WAAS Statements

The Security and Sustainability Guide

Founded in 1960, the Academy (worldacademy.org) is a non-profit public benefit organization with a membership of some 750 elected Fellows and Associate Fellows, chosen for their excellence in interdisciplinary thinking.  The registered office of WAAS is in Napa, California, and its administrative office is in Pondicherry, India. Purposes of the Academy are “to contribute to the progress of global civilization, human welfare, the evolution of global governance, peace, the sustainable development of the planet, and the realization of human dignity…” (and) “To function as a transnational forum for examination of important global issues from a multidisciplinary and transdisciplinary perspective…”

Statement by Prof. Heitor Gurgulino de Souza 

(Brasilia; Hon. President, WAAS; former Rector, United Nations University, Tokyo)

When the Charter of the United Nations was written in San Francisco in 1945, the 51 founding members included the words “We the peoples of the UN determined: to save succeeding generations from the scourge of war” and “to unite our strength to maintain peace and security.”

Security was very important at that time, and a Security Council of five permanent members and ten others elected for two-year terms was established and given strong powers to govern planning and action. The Security Council continues unchanged, despite the fact that “security” for the 194 UN members in 2014 has become far more complex and demanding.  In 1945, security was seen mostly as the traditional military and as issues of national security, mostly focusing on conflicts among nations.

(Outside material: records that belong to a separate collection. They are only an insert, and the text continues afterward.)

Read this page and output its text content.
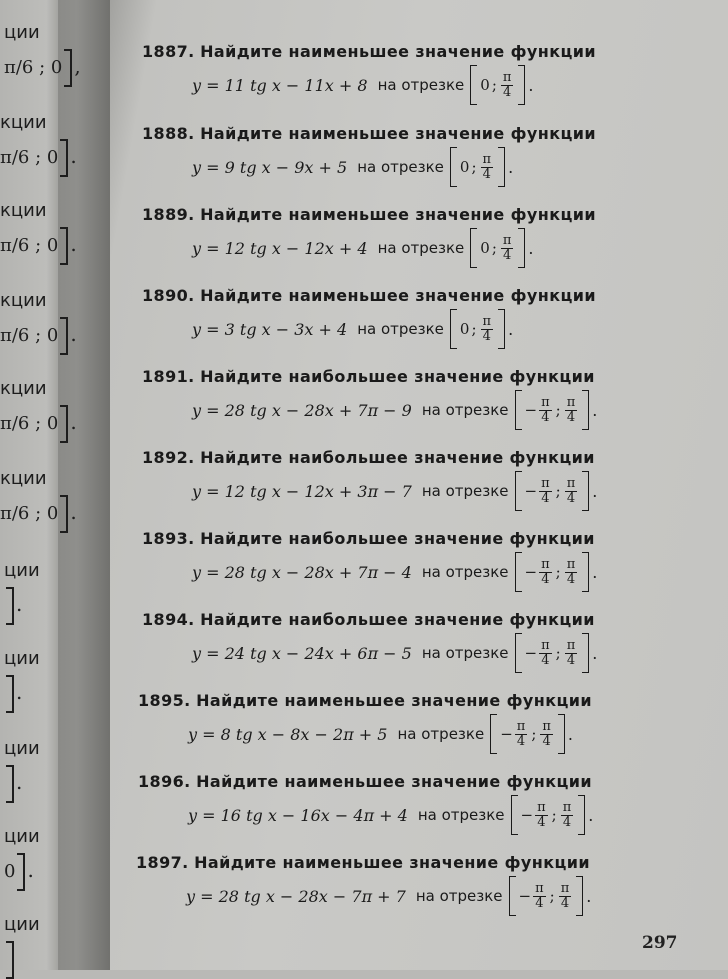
ции
π/6 ; 0 ,
кции
π/6 ; 0 .
кции
π/6 ; 0 .
кции
π/6 ; 0 .
кции
π/6 ; 0 .
кции
π/6 ; 0 .
ции
.
ции
.
ции
.
ции
0 .
ции
1887. Найдите наименьшее значение функции
y = 11 tg x − 11x + 8 на отрезке 0 ; $\frac{\pi}{4}$ .
1888. Найдите наименьшее значение функции
y = 9 tg x − 9x + 5 на отрезке 0 ; $\frac{\pi}{4}$ .
1889. Найдите наименьшее значение функции
y = 12 tg x − 12x + 4 на отрезке 0 ; $\frac{\pi}{4}$ .
1890. Найдите наименьшее значение функции
y = 3 tg x − 3x + 4 на отрезке 0 ; $\frac{\pi}{4}$ .
1891. Найдите наибольшее значение функции
y = 28 tg x − 28x + 7π − 9 на отрезке − $\frac{\pi}{4}$ ; $\frac{\pi}{4}$ .
1892. Найдите наибольшее значение функции
y = 12 tg x − 12x + 3π − 7 на отрезке − $\frac{\pi}{4}$ ; $\frac{\pi}{4}$ .
1893. Найдите наибольшее значение функции
y = 28 tg x − 28x + 7π − 4 на отрезке − $\frac{\pi}{4}$ ; $\frac{\pi}{4}$ .
1894. Найдите наибольшее значение функции
y = 24 tg x − 24x + 6π − 5 на отрезке − $\frac{\pi}{4}$ ; $\frac{\pi}{4}$ .
1895. Найдите наименьшее значение функции
y = 8 tg x − 8x − 2π + 5 на отрезке − $\frac{\pi}{4}$ ; $\frac{\pi}{4}$ .
1896. Найдите наименьшее значение функции
y = 16 tg x − 16x − 4π + 4 на отрезке − $\frac{\pi}{4}$ ; $\frac{\pi}{4}$ .
1897. Найдите наименьшее значение функции
y = 28 tg x − 28x − 7π + 7 на отрезке − $\frac{\pi}{4}$ ; $\frac{\pi}{4}$ .
297
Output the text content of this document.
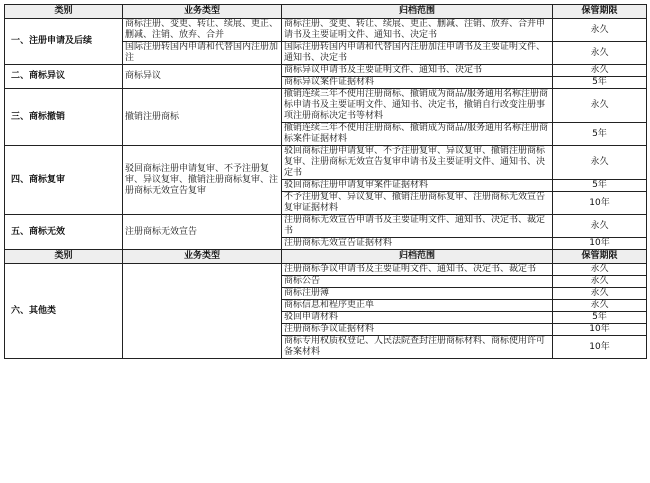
类别	业务类型	归档范围	保管期限
一、注册申请及后续	商标注册、变更、转让、续展、更正、删减、注销、放弃、合并	商标注册、变更、转让、续展、更正、删减、注销、放弃、合并申请书及主要证明文件、通知书、决定书	永久
	国际注册转国内申请和代替国内注册加注	国际注册转国内申请和代替国内注册加注申请书及主要证明文件、通知书、决定书	永久
二、商标异议	商标异议	商标异议申请书及主要证明文件、通知书、决定书	永久
		商标异议案件证据材料	5年
三、商标撤销	撤销注册商标	撤销连续三年不使用注册商标、撤销成为商品/服务通用名称注册商标申请书及主要证明文件、通知书、决定书，撤销自行改变注册事项注册商标决定书等材料	永久
		撤销连续三年不使用注册商标、撤销成为商品/服务通用名称注册商标案件证据材料	5年
四、商标复审	驳回商标注册申请复审、不予注册复审、异议复审、撤销注册商标复审、注册商标无效宣告复审	驳回商标注册申请复审、不予注册复审、异议复审、撤销注册商标复审、注册商标无效宣告复审申请书及主要证明文件、通知书、决定书	永久
		驳回商标注册申请复审案件证据材料	5年
		不予注册复审、异议复审、撤销注册商标复审、注册商标无效宣告复审证据材料	10年
五、商标无效	注册商标无效宣告	注册商标无效宣告申请书及主要证明文件、通知书、决定书、裁定书	永久
		注册商标无效宣告证据材料	10年
类别	业务类型	归档范围	保管期限
六、其他类		注册商标争议申请书及主要证明文件、通知书、决定书、裁定书	永久
		商标公告	永久
		商标注册簿	永久
		商标信息和程序更正单	永久
		驳回申请材料	5年
		注册商标争议证据材料	10年
		商标专用权质权登记、人民法院查封注册商标材料、商标使用许可备案材料	10年
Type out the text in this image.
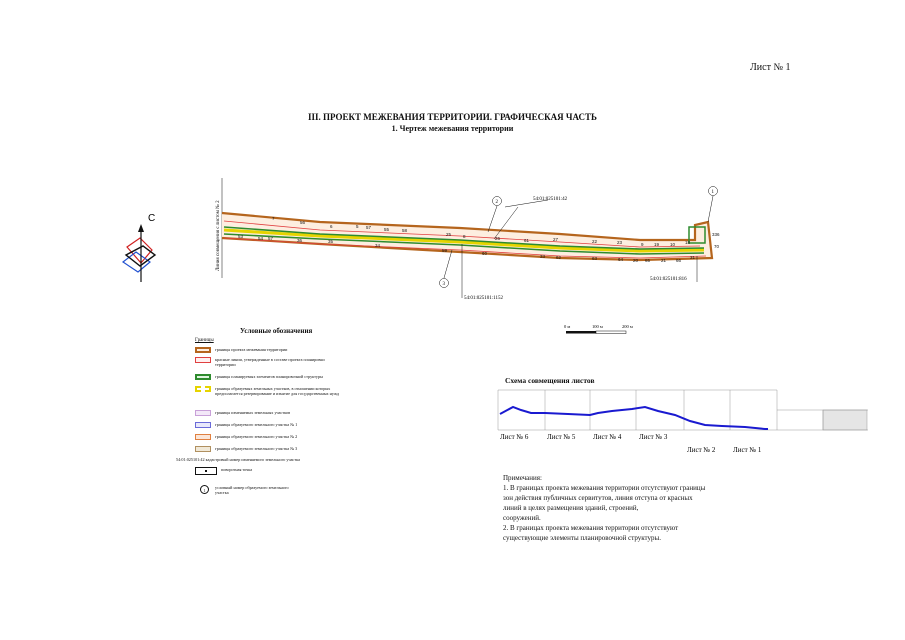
Лист № 1
III. ПРОЕКТ МЕЖЕВАНИЯ ТЕРРИТОРИИ. ГРАФИЧЕСКАЯ ЧАСТЬ
1. Чертеж межевания территории
Линия совмещения с листом № 2
С	7
56
6	5 57	55	58
25	8	26	61	27	22	23	9 19 10 18
336
70
53	54 57	36	35
34
59
60
33 62	63	64 20 65 21 66
31
54:01:025101:42
54:01:025101:1152
54:01:025101:816
1
2
3
0 м	100 м	200 м
Лист № 6	Лист № 5	Лист № 4	Лист № 3
Лист № 2	Лист № 1
Условные обозначения
Границы
границы проекта межевания территории
красные линии, утвержденные в составе проекта планировки территории
границы планируемых элементов планировочной структуры
границы образуемых земельных участков, в отношении которых предполагается резервирование и изъятие для государственных нужд
границы изменяемых земельных участков
границы образуемого земельного участка № 1
границы образуемого земельного участка № 2
границы образуемого земельного участка № 3
54:01:025101:42 кадастровый номер изменяемого земельного участка
поворотная точка
1
условный номер образуемого земельного участка
Схема совмещения листов
Примечания:
1. В границах проекта межевания территории отсутствуют границы
зон действия публичных сервитутов, линия отступа от красных
линий в целях размещения зданий, строений,
сооружений.
2. В границах проекта межевания территории отсутствуют
существующие элементы планировочной структуры.
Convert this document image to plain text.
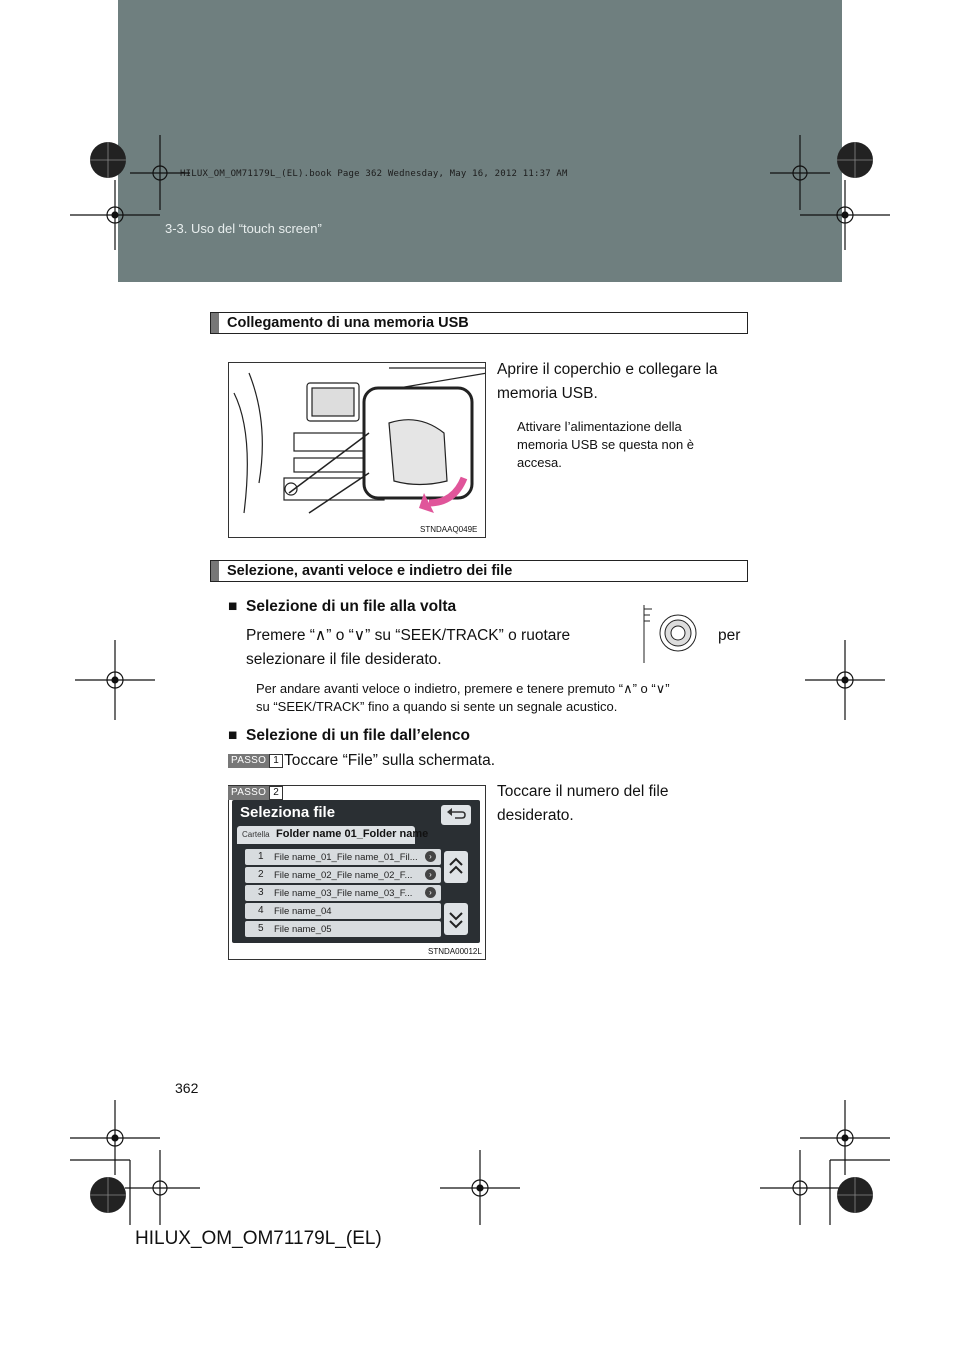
3-3. Uso del “touch screen”
HILUX_OM_OM71179L_(EL).book Page 362 Wednesday, May 16, 2012 11:37 AM
Collegamento di una memoria USB
STNDAAQ049E
Aprire il coperchio e collegare la
memoria USB.
Attivare l’alimentazione della
memoria USB se questa non è
accesa.
Selezione, avanti veloce e indietro dei file
■ Selezione di un file alla volta
Premere “∧” o “∨” su “SEEK/TRACK” o ruotare	per
selezionare il file desiderato.
Per andare avanti veloce o indietro, premere e tenere premuto “∧” o “∨”
su “SEEK/TRACK” fino a quando si sente un segnale acustico.
■ Selezione di un file dall’elenco
PASSO 1 Toccare “File” sulla schermata.
PASSO 2
Seleziona file
Cartella Folder name 01_Folder name
1 File name_01_File name_01_Fil...	›
2 File name_02_File name_02_F...	›
3 File name_03_File name_03_F...	›
4 File name_04
5 File name_05
STNDA00012L
Toccare il numero del file
desiderato.
362
HILUX_OM_OM71179L_(EL)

Today, security embraces many other areas, and distinctions have been blurred between traditional military and civilian sectors, public and private sectors, combatants and non-combatants, and even war and peace.

Environmental issues first received global attention at the UN’s Stockholm Conference on the Human Environment in 1972.  The concept of “sustainable development” was introduced in 1987 in the Our Common Future report of the World Commission on Environment and Development, led by Gro Harlem Brundtland of Norway.  In 1992, the UNCED Earth Summit conference was held in Rio de Janeiro.  Formally titled the United Nations Conference on Environment and Development, it connected the concepts of sustainability for both environment and development.

There can be no doubt that security and sustainability, in their broadest sense, are vital for humanity in the 21st century, and, increasingly, both should be considered together.  We must congratulate Marien, Harries, and Sales for providing us with this important Guide describing key active organizations worldwide, all seeking to attain the intertwined objectives of security and sustainability for the betterment of all people and the planet.[/vc_column_text][vc_column_text]

Statement by Garry Jacobs  

(CEO and former Board Chair, World Academy of Art and Science)

The S&S Guide is a valuable source of knowledge about our emerging global society, and an invaluable practical tool for those who seek greater understanding of the expanding breadth and depth of research, policy formulation, and activities related to the domains of security and sustainability.

The Guide documents the rapid, mostly silent expansion of global civil society in recent decades—non-profit research and activist organizations and the private foundations that fund them—a highly significant landmark in the emergence of human community.  It also documents a wide variety of UN agencies promoting sustainability, various university programs and agencies of national governments, for-profit green consultants, and selected businesses that are often inspired or prodded by NGOs and UN programs such as the Global Compact.

More significantly, the Guide reveals the growing awareness of the interdependence of the major global challenges confronting humanity in the 21st century “Anthropocene” era.  A major theme is that security and sustainability are inseparable, and rest on a complex nexus of factors: peace, disarmament, conflict prevention, human rights, democracy, decent employment, democracy, equality, migration, resilience, climate change and pollution mitigation, sustainable development, planetary boundaries, etc.  The fragmented approach to understanding and addressing these challenges is gradually being replaced by systemic emphasis on the linkages and underlying factors they have in common.  Reflecting this reality, humanity urgently needs to evolve new human-centered concepts, strategies, and policies—which will be patently “cost-effective” when full costing and other “new economics” concepts such as the Genuine Progress Indicator are widely accepted.

While national governments and many academicians still cling to obsolete notions of sovereignty, security, and progress, most of the organizations described in this Guide are advocating truly global and transdisciplinary thought, and collective action via alliances, coalitions, consortia, and networks—many identified here.  Together, these new organizations play a vital role in positive social evolution.